For breakfast in the mountains, my absolute favorite is Mountain House Breakfast Skillet. It's delicious by itself, but if you pack some small tortillas you can make little breakfast burritos! You can even spice things up by bringing a packet of hot sauce. I'll usually bring oatmeal along too for a quick breakfast, but I won't lie... I never get excited about oatmeal. Sometimes I'll bring Mountain House's Granola and Blueberries and eat it hot or cold depending on how chilly it is outside. 

2. Lunch. Lunch isn't always something I always plan out, because most of the time snacks are perfectly adequate. But when I know I'll need something more, a pre-made peanut butter & honey (or jelly) sandwich is a great option. Other than usually getting squished and being a little messy, they are a pretty great and simple lunch option. On my most recent backpacking trip, I brought leftover pizza for lunch on day one, and it... was... amazing. So put that in your back pocket. 

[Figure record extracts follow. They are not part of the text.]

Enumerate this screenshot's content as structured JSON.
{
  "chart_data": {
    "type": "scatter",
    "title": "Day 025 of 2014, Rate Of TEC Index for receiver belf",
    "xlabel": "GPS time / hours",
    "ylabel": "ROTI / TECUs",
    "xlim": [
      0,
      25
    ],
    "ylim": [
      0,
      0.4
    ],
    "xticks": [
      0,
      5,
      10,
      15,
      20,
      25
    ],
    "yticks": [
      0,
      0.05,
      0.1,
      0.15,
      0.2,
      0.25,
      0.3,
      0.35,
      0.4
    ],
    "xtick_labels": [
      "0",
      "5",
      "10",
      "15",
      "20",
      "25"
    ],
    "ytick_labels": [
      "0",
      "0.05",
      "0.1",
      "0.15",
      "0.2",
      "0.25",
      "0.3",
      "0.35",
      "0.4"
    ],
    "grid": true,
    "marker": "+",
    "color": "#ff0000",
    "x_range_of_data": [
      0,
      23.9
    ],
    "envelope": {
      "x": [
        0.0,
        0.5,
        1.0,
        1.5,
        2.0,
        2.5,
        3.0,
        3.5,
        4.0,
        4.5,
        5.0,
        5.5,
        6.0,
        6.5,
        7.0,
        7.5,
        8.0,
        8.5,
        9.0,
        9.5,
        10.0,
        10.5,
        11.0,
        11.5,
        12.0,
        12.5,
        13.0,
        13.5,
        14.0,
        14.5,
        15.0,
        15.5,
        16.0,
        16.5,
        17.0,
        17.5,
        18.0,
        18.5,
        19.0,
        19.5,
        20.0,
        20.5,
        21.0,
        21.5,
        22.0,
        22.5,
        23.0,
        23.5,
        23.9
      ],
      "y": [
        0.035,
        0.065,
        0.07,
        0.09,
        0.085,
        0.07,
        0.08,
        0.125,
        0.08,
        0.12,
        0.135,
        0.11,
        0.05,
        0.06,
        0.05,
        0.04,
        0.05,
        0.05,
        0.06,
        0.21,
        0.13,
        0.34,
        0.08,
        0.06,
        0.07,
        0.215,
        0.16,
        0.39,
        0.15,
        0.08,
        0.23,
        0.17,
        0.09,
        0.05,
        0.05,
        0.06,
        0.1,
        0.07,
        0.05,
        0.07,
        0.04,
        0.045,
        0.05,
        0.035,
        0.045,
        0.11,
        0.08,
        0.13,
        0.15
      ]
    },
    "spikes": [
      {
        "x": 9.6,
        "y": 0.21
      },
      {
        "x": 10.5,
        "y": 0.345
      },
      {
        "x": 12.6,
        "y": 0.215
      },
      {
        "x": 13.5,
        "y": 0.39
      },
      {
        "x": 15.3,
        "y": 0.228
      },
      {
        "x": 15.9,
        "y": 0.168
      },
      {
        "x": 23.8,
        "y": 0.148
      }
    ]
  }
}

3. Dinner. My favorite backcountry meal, and hands-down my favorite meal to cook is the Mountain House Chicken Fajita Bowl. A previously discontinued item, they've brought it back and made some changes for 2017. I couldn't have been more ecstatic when I discovered this. It's pretty darn good on it's own, but there's a few things you can do to enhance the experience. 1) Bring an avocado (and a small switchblade knife to dice it up). Adding an avocado to the meal (after it's cooked) is SO GOOD. It's definitely worth the added weight if you ask me. 2) Pack little tortillas! As I mentioned above for the breakfast burritos, I usually bring a pack of 8 small tortillas and enjoy chicken fajitas with a friend. With the added avocado and tortillas, one chicken fajita bowl pouch is plenty for two people. 3) Want it spicier? Bring a packet of hot sauce! 

A few of my other go-to Mountain House meals are Beef Stroganoff, Pasta Primavera with an added packet of tuna fish or salmon, or the Chicken & Rice + an avocado. I'm excited to try the Mountain House Mac and Cheese (not the Chili Mac) and add a sliced up hotdog to the mix. Yes, I eat like a child sometimes and I'm ok with it, and no I don't really care to know exactly what is in a hotdog. As Cypher said in The Matrix... "Ignorance is bliss." 

4. Dessert. There are quite a few dehydrated desserts out there, from ice cream to apple crisp, and I've tried just about all of them. They are all pretty tasty, but... my favorite backcountry dessert is homemade rice crispy treats. They are lightweight and regardless of getting squished they are still ridiculously delicious. Plus, it's not a "heavy on the tummy" treat. 



Post-hike "replenishment" is always something that I look forward to. I love freezing some water and/or coconut water prior to the trip and leaving it in a cooler in the car. Even on multi-day trips, I've been pleasantly surprised to find beverages that are still pretty cold. Sometimes I'll throw a good-ol' Twix bar in there as well. Aside from that, dried snap peas are tasty or I'll indulge with my favorite chip... White Cheddar Cheeto puffs. Throw on Pearl Jam's "Alive", roll the windows down and head back on the forest road towards civilization... feeling exhausted, dirty, hopefully not hungry, and extremely rejunvinated.

I'd love to hear about some of your favorite snacks or meals that you bring with you! Happy eating and happy trails everyone!